Political leaders from around the globe have started paying attention. ECB gave a hint about continued delays in rate cuts and at promoting tiered interest rates in an effort to save banks; central banks from New Zealand to Canada also gave cues about interest rate reduction ahead.
Meanwhile, job growth in the US manufacturing sector was at its most vulnerable in February ever since the start of summer in 2017 but still achieved monthly earnings to 19, which is by far the longest in 25 years. As one would expect, Friday’s payroll report for March makes 20 in a row – economists surveyed by Reuter’s forecasts an increase of 10,000 – which would earn the distinction of being the longest uninterrupted production run of manufacturing employment growth in a generation, equaling that from January 1983 to August 1984.

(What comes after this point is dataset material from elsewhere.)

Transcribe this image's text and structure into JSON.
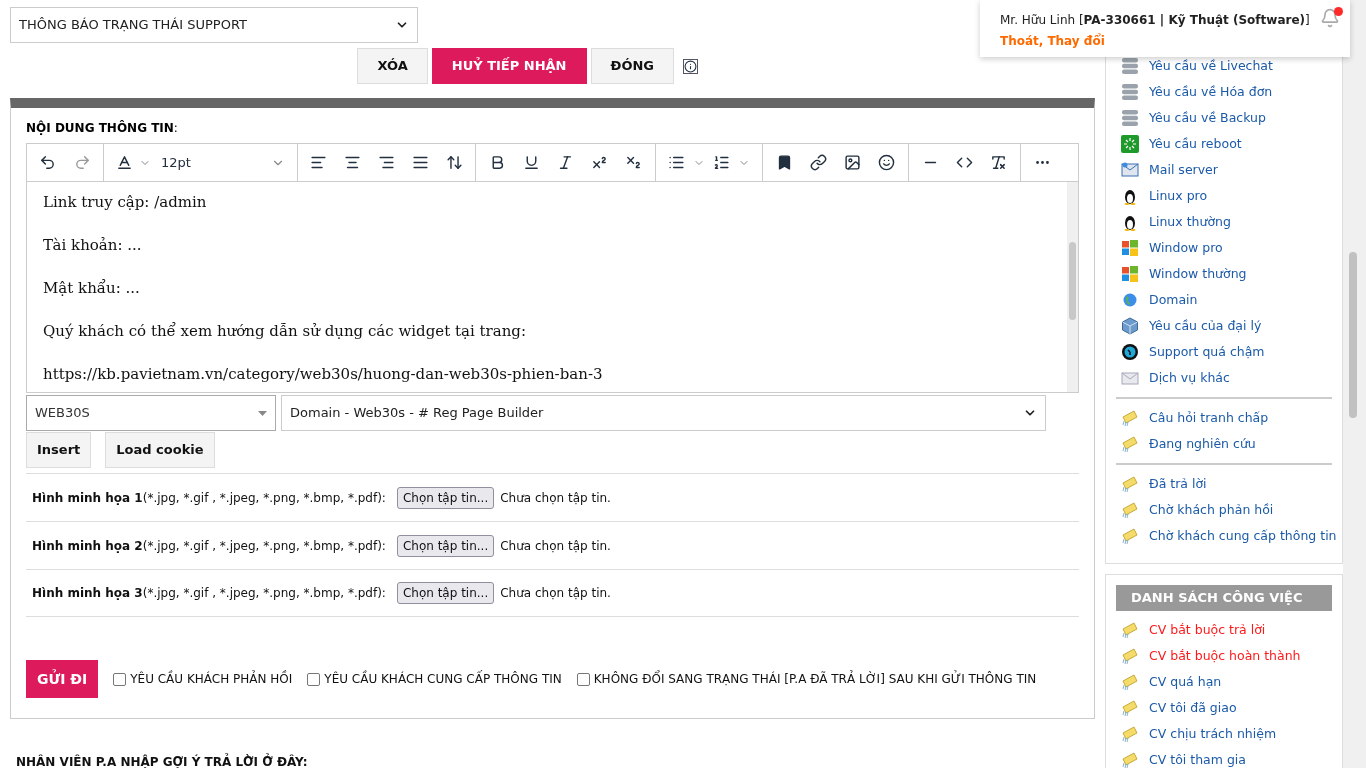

While comparatively similar in length, the current status of manufacturing renaissance pales in comparison when it comes to the number of jobs created. In the past, 1.34 million workers have been deployed to U.S. factories, which is three times more than the 417,000 new jobs from August 2017 when the current trend began.
As an idea for the jobs data, review the ISM manufacturing index for Monday. Its employment factor correlates closely with the manufacturing payrolls of the Labor Department. February reading of 52.3 is considered the weakest factory employment in two years. If it ever drops to 50, the degree separating contraction to expansion in the ISM series may imply an end to the long run of manufacturing employment. In September 2016, factories in the U.S. slashed 3,000 jobs, the last in which ISM had a sub-50 print.